[squeak-dev] Re: #nextChunk speedup, the future of multibyte streams

Levente Uzonyi leves at elte.hu
Thu Feb 4 04:26:55 UTC 2010

On Mon, 1 Feb 2010, Andreas Raab wrote:

> Levente Uzonyi wrote:
>> On Sun, 31 Jan 2010, Igor Stasenko wrote:
>>> Well, utf8 is an octet stream (bytes), not characters. While we are
>>> seeking for '!' character, not byte.
>>> Logically, the data flow should be following:
>>> <primitive> -> ByteArray -> utf8 reader -> character stream -> '!'
>> This is far from reality, because
>> - #nextChunk doesn't work in binary mode:
>>   'This is a chunk!!!' readStream nextChunk "===> 'This is a chunk!'"
>>   'This is a chunk!!!' asByteArray readStream nextChunk "===> MNU"
>> - text converters don't do any conversion if the stream is binary
> Right, although I think Igor's point is slightly different. You could 
> implement #upTo: for example by applying to encoding to the argument and then 
> do #upToAllEncoded: which takes an encoded character sequence as the 
> argument. This would preserve the generality of #upTo: with the potential for 
> more general speedup. I.e.,
> upTo: aCharacter
>  => upToEncoded: bytes
>     => primitive read
>     <= return encodedBytes
>  <= converter decode: encodedBytes
> <= returns characters
> (one assumption here is that the converter doesn't "embed" a particular 
> character sequence as a part of another one which is true for UTF-8 but I'm 
> not sure about other encodings).

Another way to do this is to let the converter read the next chunk.
"TextConverter >> #nextChunkFrom: stream" could use the current 
implementation of MultiByteFileStream >> #nextChunk, while 
UTF8TextConverter could use #upTo: (this would also let us avoid the 
#basicUpTo: hack). So we could use any encoding, while speeding up the 
UTF-8 case.

Maybe we could also move the encoding/decoding related methods/tables 
from String and subclasses to the (class side of the) TextConverters.

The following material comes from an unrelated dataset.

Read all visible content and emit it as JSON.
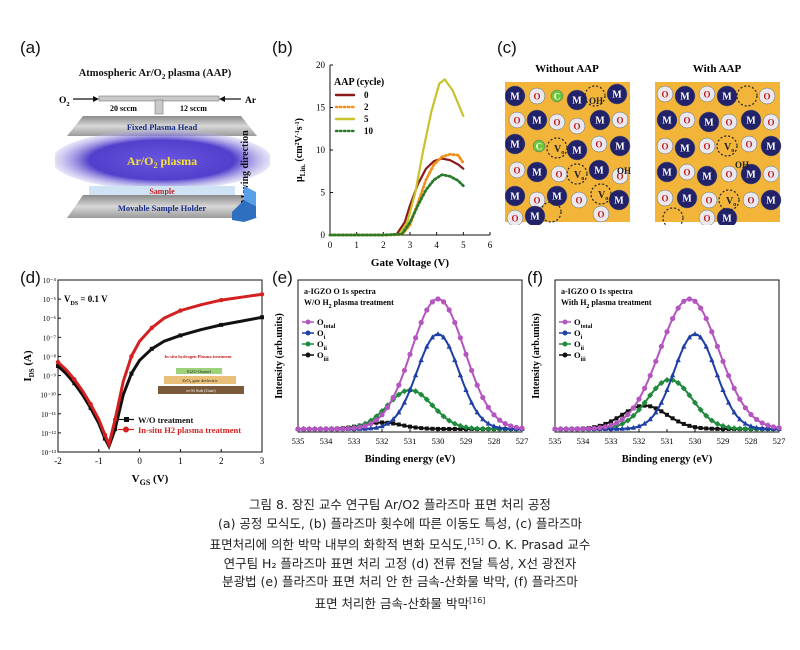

>> That's what my original questions were about (which are still unanswered):
>> - is it safe to assume that the encoding of source files will be
>>   compatible with this "hack"?
>> - is it safe to assume that the source files are always UTF-8 encoded?
> I think UTF-8 is going to be the only standard going forward. Precisely 
> because it has such (often overlooked) extremely useful properties. So yes, I 
> think it'd be safe to assume that this will work going forward.